In merito alla richiesta di Indio sui disturbi del CB

by La Tecnica di Vittorio

Caro Indio,
il tuo problema affligge parecchi utenti di radio-apparati, anche solo riceventi. È facile infatti che il funzionamento del generatore generi del rumore indotto. Nel caso dell'alternatore normalmente si tratta di un fischio a volume più o meno elevato, a volte di livello fisso cioè indipendente dalla posizione della manopola del  volume, e di frequenza più o meno acuta. Ma può trattarsi anche di altro genere di rumore -come nel tuo caso-dovuto generalmente ad imperfezione dei contatti striscianti (spazzole, anelli, collettori). Rispetto alla dinamo siamo per fortuna avanti millenni, talmente essa era affetta da manifestazioni di rumorosità elettrica.

 

Come si può risolvere? La soluzione è più o meno sempre parziale. Si tratta di collegare al sistema di generazione elettrica un filtro anti-rumore, dal costo parecchio variabile, a seconda del genere di dispositivo impiegato: dal condensatore (erroneamente detto "passante") di pochi Euro ai filtri accordati dal costo di parecchie decine di Euro, da impiegarsi nei casi più recalcitranti e che concedono una
pausa acustica accettabile riservata ad una spiaggia di regime motore più o meno limitata (per esempio dai 3500 giri ai 4200 giri al minuto).

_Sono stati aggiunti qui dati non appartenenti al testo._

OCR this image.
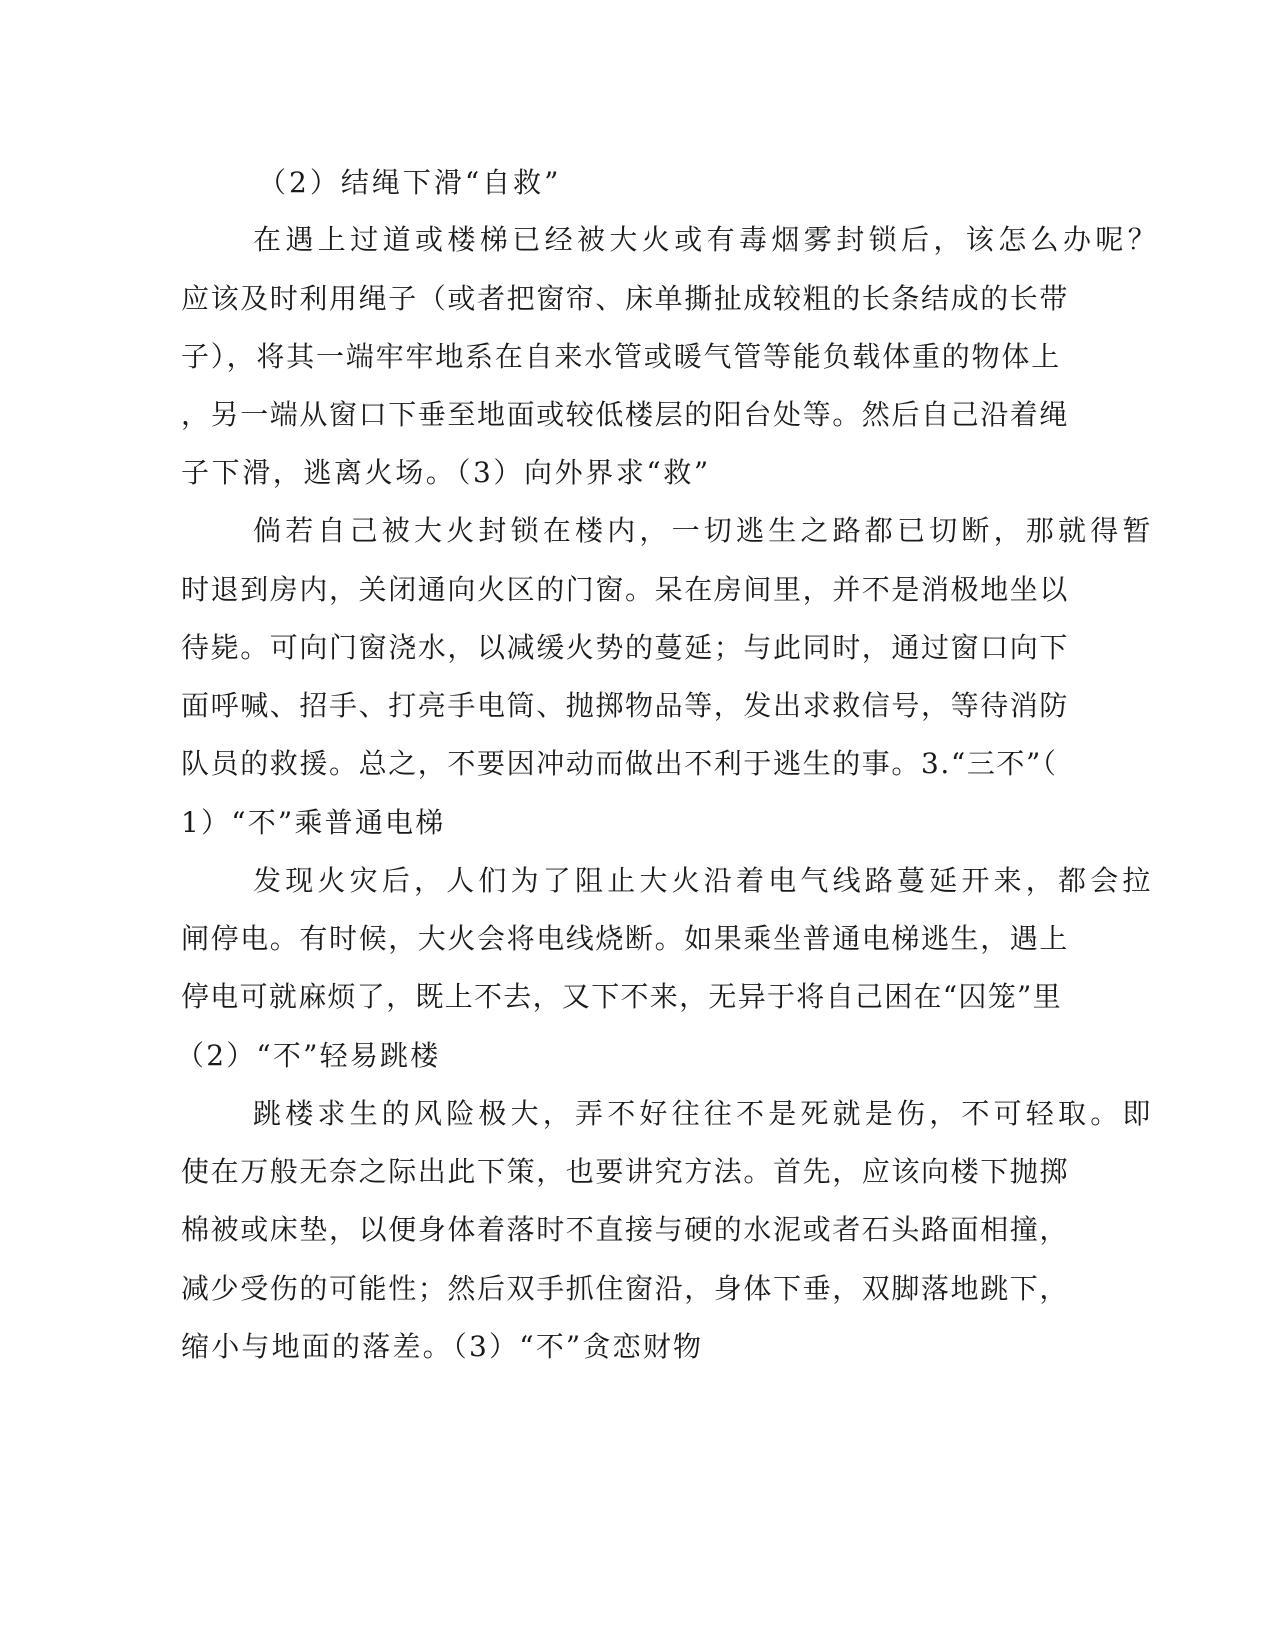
（2）结绳下滑“自救”
在遇上过道或楼梯已经被大火或有毒烟雾封锁后，该怎么办呢？
应该及时利用绳子（或者把窗帘、床单撕扯成较粗的长条结成的长带
子），将其一端牢牢地系在自来水管或暖气管等能负载体重的物体上
，另一端从窗口下垂至地面或较低楼层的阳台处等。然后自己沿着绳
子下滑，逃离火场。（3）向外界求“救”
倘若自己被大火封锁在楼内，一切逃生之路都已切断，那就得暂
时退到房内，关闭通向火区的门窗。呆在房间里，并不是消极地坐以
待毙。可向门窗浇水，以减缓火势的蔓延；与此同时，通过窗口向下
面呼喊、招手、打亮手电筒、抛掷物品等，发出求救信号，等待消防
队员的救援。总之，不要因冲动而做出不利于逃生的事。3.“三不”（
1）“不”乘普通电梯
发现火灾后，人们为了阻止大火沿着电气线路蔓延开来，都会拉
闸停电。有时候，大火会将电线烧断。如果乘坐普通电梯逃生，遇上
停电可就麻烦了，既上不去，又下不来，无异于将自己困在“囚笼”里
（2）“不”轻易跳楼
跳楼求生的风险极大，弄不好往往不是死就是伤，不可轻取。即
使在万般无奈之际出此下策，也要讲究方法。首先，应该向楼下抛掷
棉被或床垫，以便身体着落时不直接与硬的水泥或者石头路面相撞，
减少受伤的可能性；然后双手抓住窗沿，身体下垂，双脚落地跳下，
缩小与地面的落差。（3）“不”贪恋财物
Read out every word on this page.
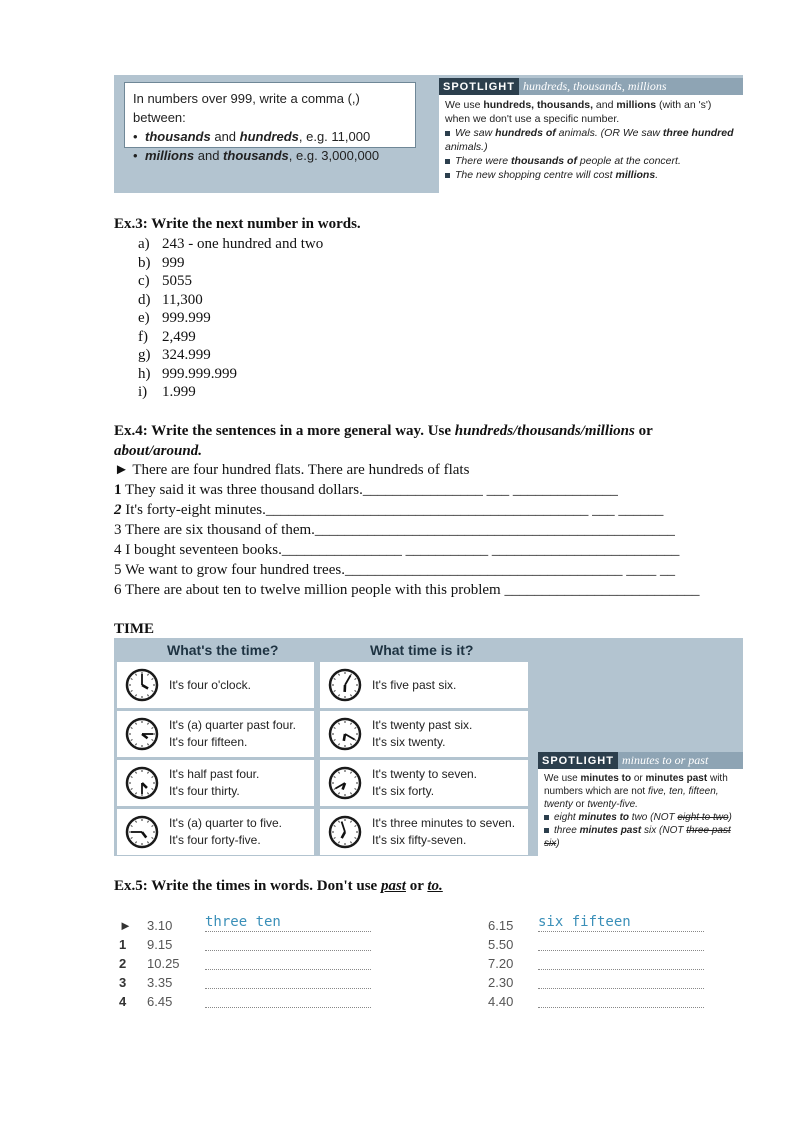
In numbers over 999, write a comma (,) between:
• thousands and hundreds, e.g. 11,000
• millions and thousands, e.g. 3,000,000
SPOTLIGHT hundreds, thousands, millions
We use hundreds, thousands, and millions (with an 's') when we don't use a specific number.
We saw hundreds of animals. (OR We saw three hundred animals.)
There were thousands of people at the concert.
The new shopping centre will cost millions.
Ex.3: Write the next number in words.
a) 243 - one hundred and two
b) 999
c) 5055
d) 11,300
e) 999.999
f) 2,499
g) 324.999
h) 999.999.999
i) 1.999
Ex.4: Write the sentences in a more general way. Use hundreds/thousands/millions or
about/around.
► There are four hundred flats. There are hundreds of flats
1 They said it was three thousand dollars.________________ ___ ______________
2 It's forty-eight minutes.___________________________________________ ___ ______
3 There are six thousand of them.________________________________________________
4 I bought seventeen books.________________ ___________ _________________________
5 We want to grow four hundred trees._____________________________________ ____ __
6 There are about ten to twelve million people with this problem __________________________
TIME
What's the time?
It's four o'clock.
It's (a) quarter past four.
It's four fifteen.
It's half past four.
It's four thirty.
It's (a) quarter to five.
It's four forty-five.
What time is it?
It's five past six.
It's twenty past six.
It's six twenty.
It's twenty to seven.
It's six forty.
It's three minutes to seven.
It's six fifty-seven.
SPOTLIGHT minutes to or past
We use minutes to or minutes past with numbers which are not five, ten, fifteen, twenty or twenty-five.
eight minutes to two (NOT eight to two)
three minutes past six (NOT three past six)
Ex.5: Write the times in words. Don't use past or to.
► 3.10 three ten
1	9.15
2	10.25
3	3.35
4	6.45
6.15 six fifteen
5.50
7.20
2.30
4.40
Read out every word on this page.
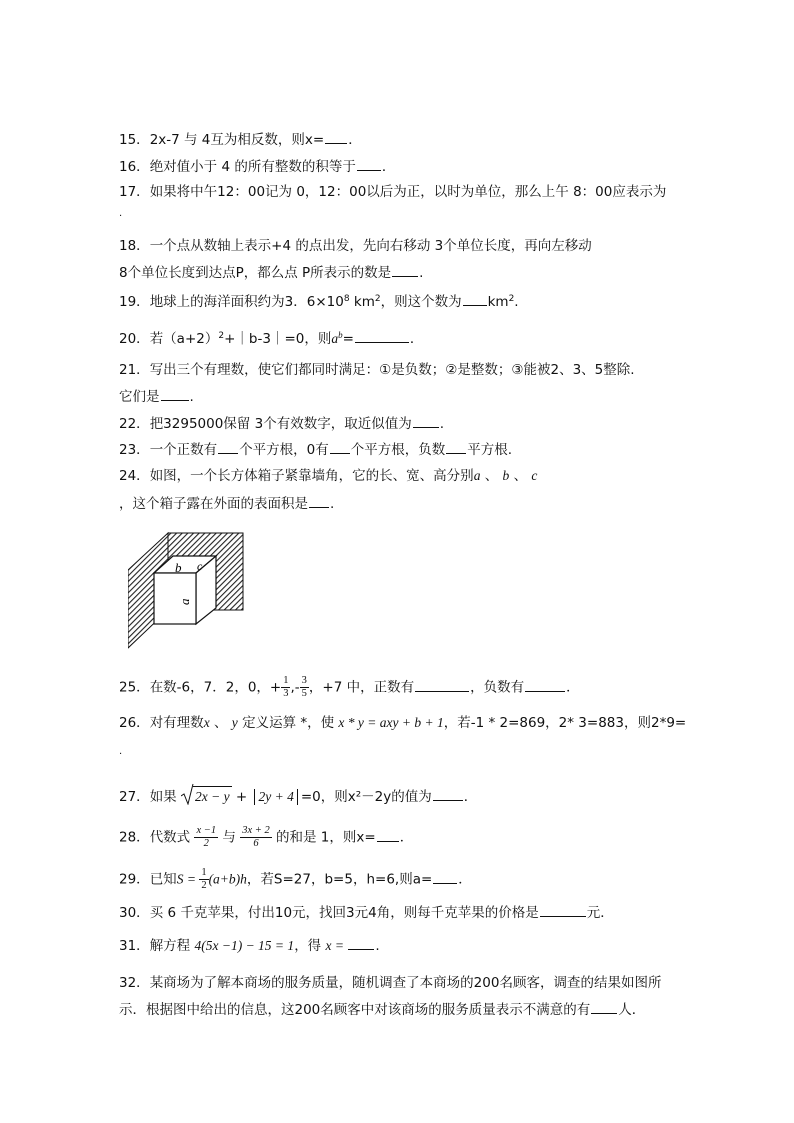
15．2x-7 与 4互为相反数，则x= ．
16．绝对值小于 4 的所有整数的积等于 ．
17．如果将中午12：00记为 0，12：00以后为正，以时为单位，那么上午 8：00应表示为
.
18．一个点从数轴上表示+4 的点出发，先向右移动 3个单位长度，再向左移动
8个单位长度到达点P，都么点 P所表示的数是 .
19．地球上的海洋面积约为3．$6\times 10^8$ $km^2$，则这个数为 $km^2$.
20．若$(a+2)^2+|b-3|=0$，则$a^b=$	．
21．写出三个有理数，使它们都同时满足：①是负数；②是整数；③能被2、3、5整除.
它们是 .
22．把3295000保留 3个有效数字，取近似值为 .
23．一个正数有 个平方根，0有 个平方根，负数 平方根.
24．如图，一个长方体箱子紧靠墙角，它的长、宽、高分别a 、 b 、 c
，这个箱子露在外面的表面积是 .
b c
a
25．在数-6，7．2，0，+ $\frac{1}{3}$ ,- $\frac{3}{5}$ ，+7 中，正数有	，负数有	．
26．对有理数x 、 y 定义运算 *，使 x * y = axy + b + 1，若-1 * 2=869，2* 3=883，则2*9=
.
27．如果
2x − y + 2y + 4 =0，则x²－2y的值为 ．
28．代数式 $\frac{x -1}{2}$ 与 $\frac{3x + 2}{6}$ 的和是 1，则x= ．
29．已知$S = \frac{1}{2} (a+b)h$，若S=27，b=5，h=6,则a= ．
30．买 6 千克苹果，付出10元，找回3元4角，则每千克苹果的价格是	元．
31．解方程 4(5x −1) − 15 = 1，得 x = .
32．某商场为了解本商场的服务质量，随机调查了本商场的200名顾客，调查的结果如图所
示．根据图中给出的信息，这200名顾客中对该商场的服务质量表示不满意的有 人．
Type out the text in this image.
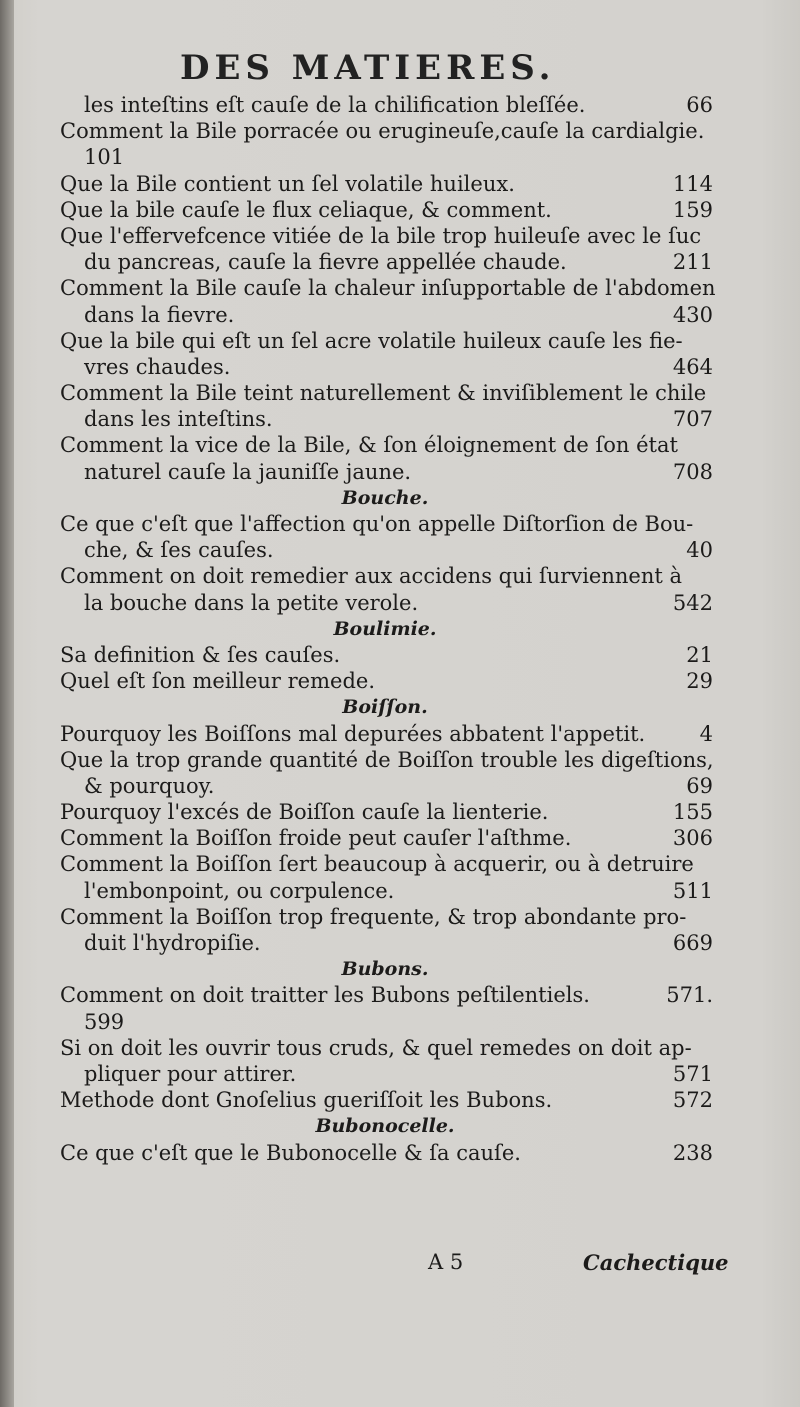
DES MATIERES.
les inteſtins eſt cauſe de la chilification bleſſée.	66
Comment la Bile porracée ou erugineuſe,cauſe la cardialgie.
101
Que la Bile contient un ſel volatile huileux.	114
Que la bile cauſe le flux celiaque, & comment.	159
Que l'effervefcence vitiée de la bile trop huileuſe avec le ſuc
du pancreas, cauſe la fievre appellée chaude.	211
Comment la Bile cauſe la chaleur inſupportable de l'abdomen
dans la fievre.	430
Que la bile qui eſt un ſel acre volatile huileux cauſe les fie-
vres chaudes.	464
Comment la Bile teint naturellement & inviſiblement le chile
dans les inteſtins.	707
Comment la vice de la Bile, & ſon éloignement de ſon état
naturel cauſe la jauniſſe jaune.	708
Bouche.
Ce que c'eſt que l'affection qu'on appelle Diſtorſion de Bou-
che, & ſes cauſes.	40
Comment on doit remedier aux accidens qui ſurviennent à
la bouche dans la petite verole.	542
Boulimie.
Sa definition & ſes cauſes.	21
Quel eſt ſon meilleur remede.	29
Boiſſon.
Pourquoy les Boiſſons mal depurées abbatent l'appetit.	4
Que la trop grande quantité de Boiſſon trouble les digeſtions,
& pourquoy.	69
Pourquoy l'excés de Boiſſon cauſe la lienterie.	155
Comment la Boiſſon froide peut cauſer l'aſthme.	306
Comment la Boiſſon ſert beaucoup à acquerir, ou à detruire
l'embonpoint, ou corpulence.	511
Comment la Boiſſon trop frequente, & trop abondante pro-
duit l'hydropiſie.	669
Bubons.
Comment on doit traitter les Bubons peſtilentiels.	571.
599
Si on doit les ouvrir tous cruds, & quel remedes on doit ap-
pliquer pour attirer.	571
Methode dont Gnoſelius gueriſſoit les Bubons.	572
Bubonocelle.
Ce que c'eſt que le Bubonocelle & ſa cauſe.	238
A 5	Cachectique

Nel tuo caso ti suggerisco anzi tutto di provare a trasmettere con il
tuo CB a motore fermo per vedere se il disturbo permane e come si manifesta. Accertato che in quelle condizioni il disturbo non esiste, possiamo allora attribuire quasi con certezza il disturbo al sistema di
generazione elettrica. Il primo passo da farsi sarà di acquistare questo condensatore-filtro (che si presenta come un piccolo parallelepipedo di 2 x 4 x 1 cm circa, dotato da un lato di un'aletta asolata e dall'altra di un filo terminante con un capocorda), il quale è in vendita anche nei centri commerciali. Il collegamento di questo dispositivo è più che semplice: si fissa l'aletta asolata sotto un bullone della carcassa dell'alternatore, e il capocorda al terminale positivo dell'alternatore.

 

Ma ATTENZIONE: se non sei un po' pratico in materia, è meglio che ti rivolgi ad un qualsiasi elettrauto, perché AL TERMINALE POSITIVO DELL'ALTERNATORE ARRIVA ANCHE IL CAVO DIRETTO DEL POSITIVO DELLA BATTERIA, e il rischio è che se fai toccare inavvertitamente questa cavo alla massa, scaturisce una scintilla fortissima, con il rischio di innescare un arco voltaico e un inizio di saldatura tra i due elementi a contatto. Hai il 90 per cento di riuscire a risolvere il tuo problema accettabilmente con questo semplice componente. Se invece continui ad avere noie riscrivimi specificandomi esattamente
il tipo di disturbo che si manifesta, la sua eventuale vobulazione (variazione del disturbo) ed il regime di giri a cui si manifesta.

 


Filtri antidisturbo

Quesito:

Caro Vittorio, sulla mia gw 1500 se del 1992 non è montato la ricetrasmittente cb, con fatica ho recuperato tutte le parti necessarie per istallare l'apparato, esclusi i filtri antidisturbo ( condensatori ? )per tanto ti chiedo:
Quanti sono in totale ? tutti necessari? Ci vogliono solo gli originali? e se no, quali caratteristiche devono rispettivamente avere? Certo di una tua più che esauriente risposta, ti ringrazio di cuore. Ferrero Cerretelli

Risposta:

Ciao Ferrero,
purtroppo sì, occorrono tutti gli antidistrurbo (condensatori e bobine di filtro), altrimenti rischi di sentire un ronzio di fondo e un fischio dell'alternatore, che va su e giù assieme al regime motore. Naturalmente è molto più sicuro montare gli originali, in quanto sono calcolati dalla Casa per annullare le specifiche frequenze emesse dallo specifico veicolo interessato. In ogni caso, se non riesci a trovare gli originali (che comunque si possono ordinare alla Honda) puoi montare un kit generico, che puoi trovare presso un installatore ben rifornito di impianti alta fedeltà per automobili.